Keep in mind that the medical industry profits by treating disease, and the earlier they can treat it the better for the industry, not necessarily for the patient. Studies which try to identify a disease 30 years in advance are a marketing ploy. If you can live 30 years with certain levels of blood markers before disease occurs, then it can’t be that bad. They also ignore the impact of treatment side effects. Taking drugs is not a good thing to do unless you have no choice. “Preventative treatment” is an oxymoron, and the risks of treatment may easily outweigh the benefits, especially when the risks are real and immediate from taking the drug, and the benefits are theoretical and unreal and 30 years in the future. Remember that drug side effects are one of the biggest causes of death, and after 30 years the drug that would have been taken may have been shown either ineffective, or the cause of bad side effects, and may even be taken off the market. It happens all the time. Drugs can change more in 30 years than people do.
So instead of looking for what drug to take now to prevent a potential disease 30 years from now, just live your life as healthfully as you can with a good lifestyle. It won’t make the drug companies any money, but it could help you live longer and healthier.
Exactly. Drug companies are really just pushers hiding behind science.
“If you can live 30 years with certain levels of blood markers before disease occurs, then it can’t be that bad”
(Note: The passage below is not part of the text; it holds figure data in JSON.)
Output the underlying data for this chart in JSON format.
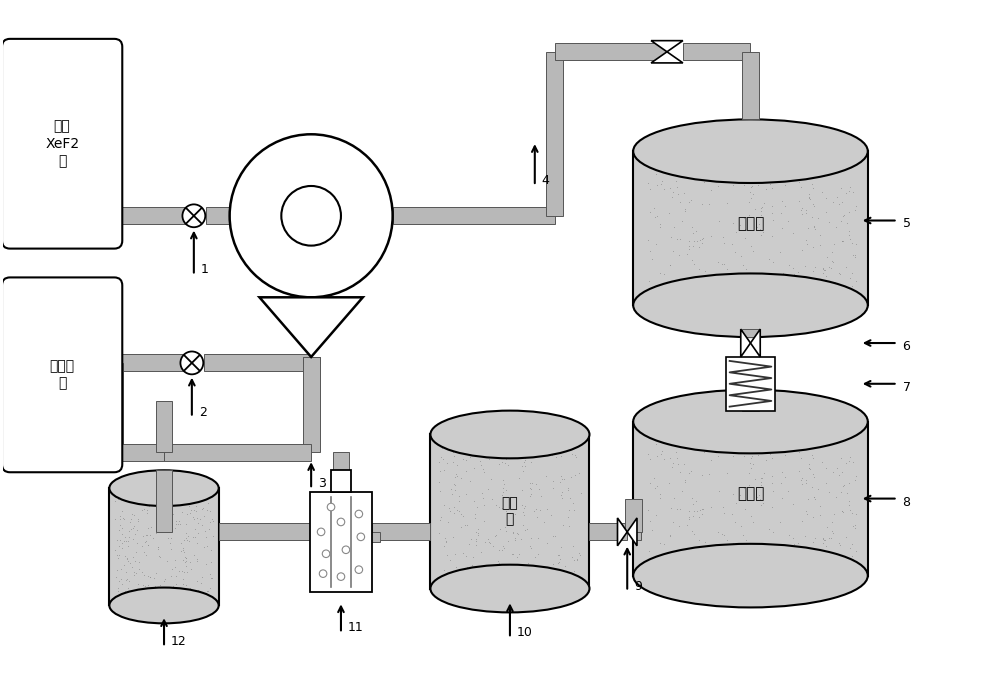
{
  "bg_color": "#ffffff",
  "line_color": "#000000",
  "pipe_color": "#b8b8b8",
  "pipe_edge": "#555555",
  "tank_fill": "#cccccc",
  "labels": {
    "box1": "固体\nXeF2\n源",
    "box2": "二氧化\n碳",
    "tank1": "压载箱",
    "tank2": "反应腔",
    "overflow": "溢出\n腔"
  },
  "nums": [
    "1",
    "2",
    "3",
    "4",
    "5",
    "6",
    "7",
    "8",
    "9",
    "10",
    "11",
    "12"
  ],
  "figsize": [
    10.0,
    6.95
  ],
  "dpi": 100
}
lol.. yep..silly stuff indeed.
You can find a ton of similar blood studies accomplished in the past few decades, 99% funded by corporations. All garbage studies to sell fake blood tests.
Like this ad from the Evil Abbott: https://www.abbott.com/corpnewsroom/products-and-innovation/finally-a-blood-test-for-traumatic-brain-injury.html
Recently released an abstract reporting the s100b blood test for mTBI is of limited clinical value in elderly patients: https://www.sciencedirect.com/science/article/abs/pii/S0020138324000044
This blood test only ‘sorta’ works if you are really old and more prone to stroke but developed mostly for the hypochondriacs on their 10th booster.
It would be convenient if one could send the tampon soaked with menstrual blood to analysis, to avoid getting poked with needles.